そして、最後のサンプルを完成させて、私も退社した。
・・・・・・
家に着くと、明里が夕飯の支度をしていた。
「おかえりなさい」
「ただいま」
「大変ですね」
「明後日、社内デモを予定していて……」
「どうですか?」
「まあ、及第点は、もらえるかな」
「よかったー」
「明里は、学祭の準備の方は?」
「順調」
「プラネタリウム、作るって言ってたよね」
「そうなの、金属のボールの中に電球入れて、その金属に穴あけて……」
「ああ、ピンホール式プラネタリウム」
「そう、でも、実際これやろうとすると、100個や200個の穴じゃ、さまにならないの」
「ああ、3000個ぐらい。
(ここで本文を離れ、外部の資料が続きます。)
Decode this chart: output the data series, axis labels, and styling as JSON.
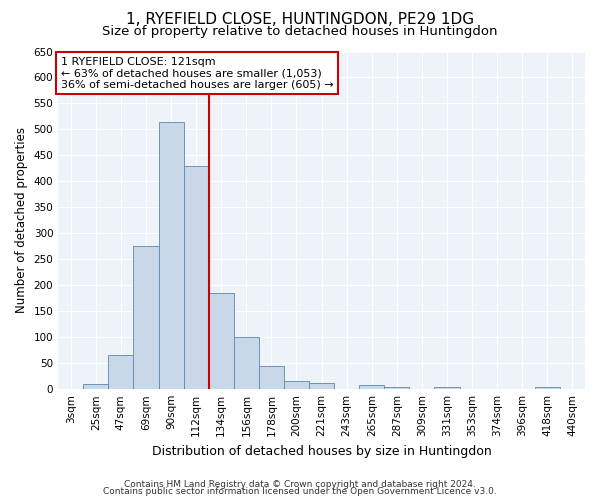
{
  "title1": "1, RYEFIELD CLOSE, HUNTINGDON, PE29 1DG",
  "title2": "Size of property relative to detached houses in Huntingdon",
  "xlabel": "Distribution of detached houses by size in Huntingdon",
  "ylabel": "Number of detached properties",
  "footer1": "Contains HM Land Registry data © Crown copyright and database right 2024.",
  "footer2": "Contains public sector information licensed under the Open Government Licence v3.0.",
  "annotation_line1": "1 RYEFIELD CLOSE: 121sqm",
  "annotation_line2": "← 63% of detached houses are smaller (1,053)",
  "annotation_line3": "36% of semi-detached houses are larger (605) →",
  "bar_labels": [
    "3sqm",
    "25sqm",
    "47sqm",
    "69sqm",
    "90sqm",
    "112sqm",
    "134sqm",
    "156sqm",
    "178sqm",
    "200sqm",
    "221sqm",
    "243sqm",
    "265sqm",
    "287sqm",
    "309sqm",
    "331sqm",
    "353sqm",
    "374sqm",
    "396sqm",
    "418sqm",
    "440sqm"
  ],
  "bar_values": [
    0,
    10,
    65,
    275,
    515,
    430,
    185,
    100,
    45,
    15,
    12,
    0,
    8,
    5,
    0,
    5,
    0,
    0,
    0,
    5,
    0
  ],
  "bar_color": "#c8d8e8",
  "bar_edge_color": "#5a8ab0",
  "ref_line_color": "#cc0000",
  "ylim": [
    0,
    650
  ],
  "yticks": [
    0,
    50,
    100,
    150,
    200,
    250,
    300,
    350,
    400,
    450,
    500,
    550,
    600,
    650
  ],
  "bg_color": "#eef2f9",
  "grid_color": "#ffffff",
  "annotation_box_color": "#cc0000",
  "title1_fontsize": 11,
  "title2_fontsize": 9.5,
  "tick_fontsize": 7.5,
  "ylabel_fontsize": 8.5,
  "xlabel_fontsize": 9,
  "annotation_fontsize": 8,
  "footer_fontsize": 6.5
}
出来れば10000個ぐらい」
「で、不可能だと解った」
「諦めいいね~」
「それで、パソコン上で星図を映して、それをプロジェクターで投影する事にした」
「お~何とお手軽な」
「そのプロジェクターを天井に向けて投影させれば、プラネタリウム完成」
「なるほど」
「だったんだけど、電気科の部員に、プロジェクターを上に向けちゃ、ダメでしょうって言われて」
「ああ、ファンで冷やす為の空気の流れが、上を向けると変わるからね」
「やっぱりそうなんだぁ」
「メーカーとしては、本来の使い方と異なる使い方という事になるでしょう」
「それで、プロジェクターは水平に置いて、レンズの前に鏡を45°で固定して真上に投影するようにしました」
「なるほど」
「頭いいでしょ」
「どうかな~」
「ええ?」
「何時間ぐらい投影するの」
「9時から5時までだから、8時間ぐらい」
「一度、長時間、そのやり方で投影したらどうなるか、実験した方がいい」
「え~?」
・・・・・・
そして次の日、明里が私に報告した。
「おじさんの言ったとおり、レンズの前に鏡置いて長時間投影していたら、鏡のアルミ蒸着が熱でぐちゃぐちゃになっちゃった」
「やっぱり」
「鏡をプロジェクターから離せば、鏡が受ける熱は分散されるんだけど、プロジェクターから漏れた光を遮断する囲いに入らない」
「では、どうしたらいいでしょう」
「鏡面仕上げのステンレス板を使ってみる」
「ああ、それも実験してみるといい。熱くなると表面に酸化被膜が出来てしまうかもしれない。 まあ、そんなところまで、熱くならないか」
「わかった」
やはり、本番と同じ内容で動作確認しなければならないと改めて思った。
明里の学祭準備、生き生きしている。
無かった夏休みの代わりに、なるだろうか。
大変充実してるようだ。
明里にとって、本当に良かった。
私もデモに関して、目途が立ったお陰でまったりしている。
私の経験の中で、今回のケースは初めてである。
だいたい今頃は、会社に泊まり込んでいる。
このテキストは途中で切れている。